Early in the twentieth century, long before the introduction of modern chemical pesticides, the originators of "organic" agriculture were opposed to the use of minerals and synthetic fertilizers (as opposed to manure) in crop production. Back then, pesticides in use included various arsenic, copper, and sulfur compounds, many of which are still approved for use in "organic" agriculture. It has become an article of faith among many environmentalists and academic postmodernists that the "Green Revolution" was a "failure," though they offer no explanation of how we would feed today's world population without it.

The anti-technology rhetoric continues, with people who have been spectacularly wrong in the past now rising up in opposition to biotechnology in agriculture. Their vehemence has even led to various forms of ecoterrorism against genetically-modified or transgenic crops. Unfortunately, most of the opponents of transgenic crops are without any knowledge or experience in agriculture and therefore cannot offer any realistic plan for increasing food production while protecting the environment

Of all the causes in which I have been involved, no other issue has seen such a clear example of scientists and others with knowledge and experience lining up on one side of the issue while their opponents somehow garner the vast majority of publicity. The opponents of science are needlessly frightening people about technology that has been deemed by the National Academy of Sciences and others to be the safest, most predictable form of plant breeding yet devised.

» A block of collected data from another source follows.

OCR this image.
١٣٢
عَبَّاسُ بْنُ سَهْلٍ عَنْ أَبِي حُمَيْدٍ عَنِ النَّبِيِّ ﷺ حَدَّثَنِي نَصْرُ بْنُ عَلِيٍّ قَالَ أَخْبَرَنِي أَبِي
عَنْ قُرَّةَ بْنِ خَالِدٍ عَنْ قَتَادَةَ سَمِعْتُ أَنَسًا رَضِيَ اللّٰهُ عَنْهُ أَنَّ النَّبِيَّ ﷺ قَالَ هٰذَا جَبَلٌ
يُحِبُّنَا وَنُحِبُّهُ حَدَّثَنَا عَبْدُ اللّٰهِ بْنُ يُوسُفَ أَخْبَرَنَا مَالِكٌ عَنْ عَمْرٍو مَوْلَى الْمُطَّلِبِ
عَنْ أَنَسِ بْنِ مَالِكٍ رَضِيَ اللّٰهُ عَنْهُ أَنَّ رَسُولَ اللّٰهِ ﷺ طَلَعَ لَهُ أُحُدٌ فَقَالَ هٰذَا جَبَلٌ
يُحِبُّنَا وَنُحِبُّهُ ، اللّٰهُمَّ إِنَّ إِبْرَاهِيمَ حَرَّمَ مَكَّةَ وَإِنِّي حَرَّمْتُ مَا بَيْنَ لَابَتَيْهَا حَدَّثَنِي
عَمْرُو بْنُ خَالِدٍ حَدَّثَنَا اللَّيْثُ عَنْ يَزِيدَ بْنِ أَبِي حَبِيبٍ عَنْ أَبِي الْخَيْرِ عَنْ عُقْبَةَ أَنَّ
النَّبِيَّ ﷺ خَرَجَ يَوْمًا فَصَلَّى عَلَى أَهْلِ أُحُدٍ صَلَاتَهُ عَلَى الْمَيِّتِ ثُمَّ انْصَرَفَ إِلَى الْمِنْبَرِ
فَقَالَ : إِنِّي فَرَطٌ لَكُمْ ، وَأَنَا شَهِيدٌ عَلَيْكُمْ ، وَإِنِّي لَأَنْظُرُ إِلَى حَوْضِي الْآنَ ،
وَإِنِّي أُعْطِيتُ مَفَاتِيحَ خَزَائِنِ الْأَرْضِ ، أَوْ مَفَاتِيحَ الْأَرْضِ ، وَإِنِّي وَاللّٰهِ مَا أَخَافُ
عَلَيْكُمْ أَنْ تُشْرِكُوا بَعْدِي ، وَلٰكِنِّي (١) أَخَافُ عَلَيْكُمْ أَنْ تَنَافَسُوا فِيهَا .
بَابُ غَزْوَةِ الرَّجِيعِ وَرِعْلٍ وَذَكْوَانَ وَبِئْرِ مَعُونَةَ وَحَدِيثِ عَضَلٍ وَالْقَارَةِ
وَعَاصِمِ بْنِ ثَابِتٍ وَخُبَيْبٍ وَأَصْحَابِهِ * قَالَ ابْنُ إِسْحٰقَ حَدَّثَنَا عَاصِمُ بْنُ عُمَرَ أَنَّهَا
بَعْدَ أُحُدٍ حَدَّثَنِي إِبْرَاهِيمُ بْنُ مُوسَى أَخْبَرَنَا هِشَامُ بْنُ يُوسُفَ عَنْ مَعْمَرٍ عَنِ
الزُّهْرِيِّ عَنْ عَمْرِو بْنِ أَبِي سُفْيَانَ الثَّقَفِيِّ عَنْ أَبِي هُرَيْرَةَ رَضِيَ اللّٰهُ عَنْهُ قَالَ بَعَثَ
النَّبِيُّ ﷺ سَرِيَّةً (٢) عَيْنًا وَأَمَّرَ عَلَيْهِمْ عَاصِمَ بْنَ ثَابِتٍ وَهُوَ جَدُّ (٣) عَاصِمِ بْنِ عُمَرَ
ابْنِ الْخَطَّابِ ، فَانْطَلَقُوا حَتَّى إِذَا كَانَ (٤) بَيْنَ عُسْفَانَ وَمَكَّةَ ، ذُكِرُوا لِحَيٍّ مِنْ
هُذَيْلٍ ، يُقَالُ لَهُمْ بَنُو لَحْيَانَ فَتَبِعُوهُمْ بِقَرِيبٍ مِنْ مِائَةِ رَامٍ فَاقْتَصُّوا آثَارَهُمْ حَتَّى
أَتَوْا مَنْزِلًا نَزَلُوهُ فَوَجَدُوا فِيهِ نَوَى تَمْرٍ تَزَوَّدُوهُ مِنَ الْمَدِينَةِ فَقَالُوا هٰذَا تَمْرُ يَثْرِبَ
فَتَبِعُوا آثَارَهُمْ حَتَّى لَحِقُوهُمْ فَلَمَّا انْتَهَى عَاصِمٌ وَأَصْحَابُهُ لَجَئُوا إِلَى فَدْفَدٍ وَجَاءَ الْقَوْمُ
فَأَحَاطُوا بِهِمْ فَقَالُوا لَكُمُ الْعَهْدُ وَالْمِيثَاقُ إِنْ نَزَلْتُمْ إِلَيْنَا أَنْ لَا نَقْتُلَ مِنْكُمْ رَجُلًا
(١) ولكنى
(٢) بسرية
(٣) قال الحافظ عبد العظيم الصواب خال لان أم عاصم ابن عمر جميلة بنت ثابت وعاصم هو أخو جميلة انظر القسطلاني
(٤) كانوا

Those who have done nothing to help feed people and have opposed everything that does help feed people have become ever more strident in their opposition to the technologies we need to build a better future. If activists who destroy agricultural fields or burn down research laboratories have a better way than transgenics for keeping protected lands out of cultivation while increasing agricultural yields, please let those of us involved in agriculture in developing countries know. Also, let us know if there is a better way of providing more food for those in hunger and those still to come. We are waiting!